El Banco Popular aceptó que el doctor Llanos Munive le prestó servicios como trabajador, pero dijo que sólo por el lapso comprendido entre el 1º de febrero de 1979 y el 18 de enero de 1989, con un último sueldo mensual de $112.100,oo; y que las prestaciones sociales las liquidó sobre un promedio mensual de $155.417,08. Se opuso a las pretensiones y propuso como excepciones las de inexistencia de la obligación y prescripción. II.
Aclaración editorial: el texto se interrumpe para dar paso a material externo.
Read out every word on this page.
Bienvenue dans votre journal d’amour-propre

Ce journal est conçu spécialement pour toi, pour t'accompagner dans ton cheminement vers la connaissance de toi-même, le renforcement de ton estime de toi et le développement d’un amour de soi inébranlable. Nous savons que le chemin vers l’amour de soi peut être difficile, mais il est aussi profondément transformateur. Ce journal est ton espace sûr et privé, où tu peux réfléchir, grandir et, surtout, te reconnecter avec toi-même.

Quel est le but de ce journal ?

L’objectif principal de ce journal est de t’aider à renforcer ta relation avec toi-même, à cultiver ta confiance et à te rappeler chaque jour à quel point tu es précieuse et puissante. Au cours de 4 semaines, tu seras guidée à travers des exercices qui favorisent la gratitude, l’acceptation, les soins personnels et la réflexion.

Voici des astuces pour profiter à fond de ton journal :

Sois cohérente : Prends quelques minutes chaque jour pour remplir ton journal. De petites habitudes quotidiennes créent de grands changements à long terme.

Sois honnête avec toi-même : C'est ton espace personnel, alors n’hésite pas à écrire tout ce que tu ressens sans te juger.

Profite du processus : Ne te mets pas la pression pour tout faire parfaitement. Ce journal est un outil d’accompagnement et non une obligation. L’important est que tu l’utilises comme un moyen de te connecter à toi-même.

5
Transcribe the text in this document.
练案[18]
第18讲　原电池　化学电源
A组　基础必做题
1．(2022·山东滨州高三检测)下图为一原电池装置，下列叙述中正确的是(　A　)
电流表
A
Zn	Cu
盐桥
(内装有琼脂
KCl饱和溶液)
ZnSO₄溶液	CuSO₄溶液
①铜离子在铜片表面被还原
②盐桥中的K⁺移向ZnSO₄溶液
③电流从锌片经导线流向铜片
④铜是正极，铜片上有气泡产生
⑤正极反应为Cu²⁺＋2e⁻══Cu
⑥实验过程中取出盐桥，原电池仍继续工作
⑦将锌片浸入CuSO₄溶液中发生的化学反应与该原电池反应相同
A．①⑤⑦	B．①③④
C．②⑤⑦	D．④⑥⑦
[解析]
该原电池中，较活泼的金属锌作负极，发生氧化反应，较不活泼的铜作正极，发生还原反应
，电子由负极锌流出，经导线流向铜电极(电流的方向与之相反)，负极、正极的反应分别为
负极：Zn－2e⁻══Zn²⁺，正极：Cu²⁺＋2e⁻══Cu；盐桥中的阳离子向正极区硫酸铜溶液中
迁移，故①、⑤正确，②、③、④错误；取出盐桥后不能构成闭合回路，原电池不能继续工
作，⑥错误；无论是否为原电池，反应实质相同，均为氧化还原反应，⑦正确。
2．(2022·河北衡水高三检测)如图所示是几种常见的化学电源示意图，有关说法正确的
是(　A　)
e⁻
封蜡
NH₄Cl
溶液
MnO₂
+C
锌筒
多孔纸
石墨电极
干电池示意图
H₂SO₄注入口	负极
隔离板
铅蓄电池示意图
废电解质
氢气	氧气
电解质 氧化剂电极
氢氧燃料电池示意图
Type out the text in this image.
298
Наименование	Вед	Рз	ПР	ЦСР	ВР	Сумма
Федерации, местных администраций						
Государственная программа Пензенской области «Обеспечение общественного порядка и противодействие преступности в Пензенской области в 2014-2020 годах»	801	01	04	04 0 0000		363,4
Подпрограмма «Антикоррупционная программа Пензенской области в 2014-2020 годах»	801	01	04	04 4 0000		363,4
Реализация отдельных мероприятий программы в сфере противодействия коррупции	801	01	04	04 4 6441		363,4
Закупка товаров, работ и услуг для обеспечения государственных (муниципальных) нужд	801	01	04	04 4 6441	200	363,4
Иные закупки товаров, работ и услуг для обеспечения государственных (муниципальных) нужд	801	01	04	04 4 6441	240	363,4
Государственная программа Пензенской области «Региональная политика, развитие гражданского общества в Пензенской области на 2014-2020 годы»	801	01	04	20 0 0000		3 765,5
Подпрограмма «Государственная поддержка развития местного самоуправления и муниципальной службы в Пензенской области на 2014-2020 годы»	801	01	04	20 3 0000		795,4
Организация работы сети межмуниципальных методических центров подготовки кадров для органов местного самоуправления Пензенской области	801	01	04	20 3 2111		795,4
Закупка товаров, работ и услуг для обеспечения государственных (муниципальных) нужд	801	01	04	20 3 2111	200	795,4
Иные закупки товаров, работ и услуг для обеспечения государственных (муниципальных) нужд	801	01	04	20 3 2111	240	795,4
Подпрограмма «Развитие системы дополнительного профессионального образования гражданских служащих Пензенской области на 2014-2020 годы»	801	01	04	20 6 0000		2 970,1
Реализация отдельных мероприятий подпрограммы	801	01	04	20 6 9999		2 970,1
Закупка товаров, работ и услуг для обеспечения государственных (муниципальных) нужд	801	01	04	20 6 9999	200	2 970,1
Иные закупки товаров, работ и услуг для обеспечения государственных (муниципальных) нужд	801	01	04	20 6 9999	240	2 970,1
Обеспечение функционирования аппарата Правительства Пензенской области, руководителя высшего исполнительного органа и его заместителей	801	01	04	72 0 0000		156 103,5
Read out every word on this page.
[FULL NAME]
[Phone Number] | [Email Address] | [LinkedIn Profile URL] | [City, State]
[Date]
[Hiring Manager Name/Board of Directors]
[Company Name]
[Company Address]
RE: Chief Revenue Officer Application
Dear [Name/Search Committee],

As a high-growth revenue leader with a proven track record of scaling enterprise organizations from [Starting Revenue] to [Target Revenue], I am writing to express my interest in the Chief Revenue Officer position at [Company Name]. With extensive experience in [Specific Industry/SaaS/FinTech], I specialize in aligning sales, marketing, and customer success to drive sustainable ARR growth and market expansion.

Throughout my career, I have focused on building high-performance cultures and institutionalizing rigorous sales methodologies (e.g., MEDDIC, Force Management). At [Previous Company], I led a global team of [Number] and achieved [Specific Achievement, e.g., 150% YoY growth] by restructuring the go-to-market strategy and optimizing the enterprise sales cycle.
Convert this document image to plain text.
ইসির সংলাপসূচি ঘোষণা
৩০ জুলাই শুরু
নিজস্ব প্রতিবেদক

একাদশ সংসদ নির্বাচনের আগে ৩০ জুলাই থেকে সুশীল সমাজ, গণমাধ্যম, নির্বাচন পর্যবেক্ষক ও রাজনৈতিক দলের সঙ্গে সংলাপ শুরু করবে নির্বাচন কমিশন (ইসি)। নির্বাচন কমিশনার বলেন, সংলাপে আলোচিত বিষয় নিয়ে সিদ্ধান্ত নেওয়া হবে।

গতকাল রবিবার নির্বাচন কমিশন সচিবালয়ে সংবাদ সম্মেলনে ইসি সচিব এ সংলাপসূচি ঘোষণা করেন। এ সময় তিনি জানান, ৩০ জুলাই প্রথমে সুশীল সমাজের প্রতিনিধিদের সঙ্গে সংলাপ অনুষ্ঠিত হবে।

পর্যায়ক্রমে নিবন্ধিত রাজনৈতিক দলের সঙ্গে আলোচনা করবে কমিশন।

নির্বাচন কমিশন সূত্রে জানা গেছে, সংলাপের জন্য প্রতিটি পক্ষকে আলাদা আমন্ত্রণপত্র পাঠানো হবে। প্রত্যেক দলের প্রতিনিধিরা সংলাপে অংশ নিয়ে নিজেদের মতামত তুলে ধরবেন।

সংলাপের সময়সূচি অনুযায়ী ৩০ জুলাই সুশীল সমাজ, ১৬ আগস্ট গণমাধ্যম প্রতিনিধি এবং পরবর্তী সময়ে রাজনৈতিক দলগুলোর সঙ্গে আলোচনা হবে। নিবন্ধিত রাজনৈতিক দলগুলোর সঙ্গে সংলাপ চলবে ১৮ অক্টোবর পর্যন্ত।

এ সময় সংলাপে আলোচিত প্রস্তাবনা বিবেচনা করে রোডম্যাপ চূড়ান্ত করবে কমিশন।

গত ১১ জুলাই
EL RECURSO DE CASACION Según lo declara el recurrente en la demanda mediante la cual sustenta el recurso extraordinario (folios 8 a 14), la que fue replicada (folios 20 a 26), pretende la casación parcial de la sentencia del Tribunal que revocó las condenas impuestas por el a quo y que en instancia la Corte "confirme la decisión del Juzgado 8º Laboral del Circuito de Barranquilla en cuanto condenó al Banco Popular por los conceptos de pensión proporcional de jubilación, indemnización moratoria y costas judiciales" (folio 10).
Para tal efecto le formula un cargo en el cual la acusa de violar indirectamente, por aplicación indebida, los artículos 1º, 8º y 11 de la Ley 6a. de 1945, 2º de la Ley 64 de 1946, 8º de la Ley 171 de 1961, 1º de la Ley 71 de 1988, 1º, 2º, 3º, 20, 43, 47, 51 y 52 del Decreto 2127 de 1945, 1º del Decreto 797 de 1949, 5º del Decreto 3135 de 1968 y 1º y 3º del Decreto 1848 de 1969, "en relación con los artículos 467 del C. S. del T., 176, 177, 244 y 246 del C. del P.C., 51, 61 y 145 del C. P. del T." (folios 10 y 11).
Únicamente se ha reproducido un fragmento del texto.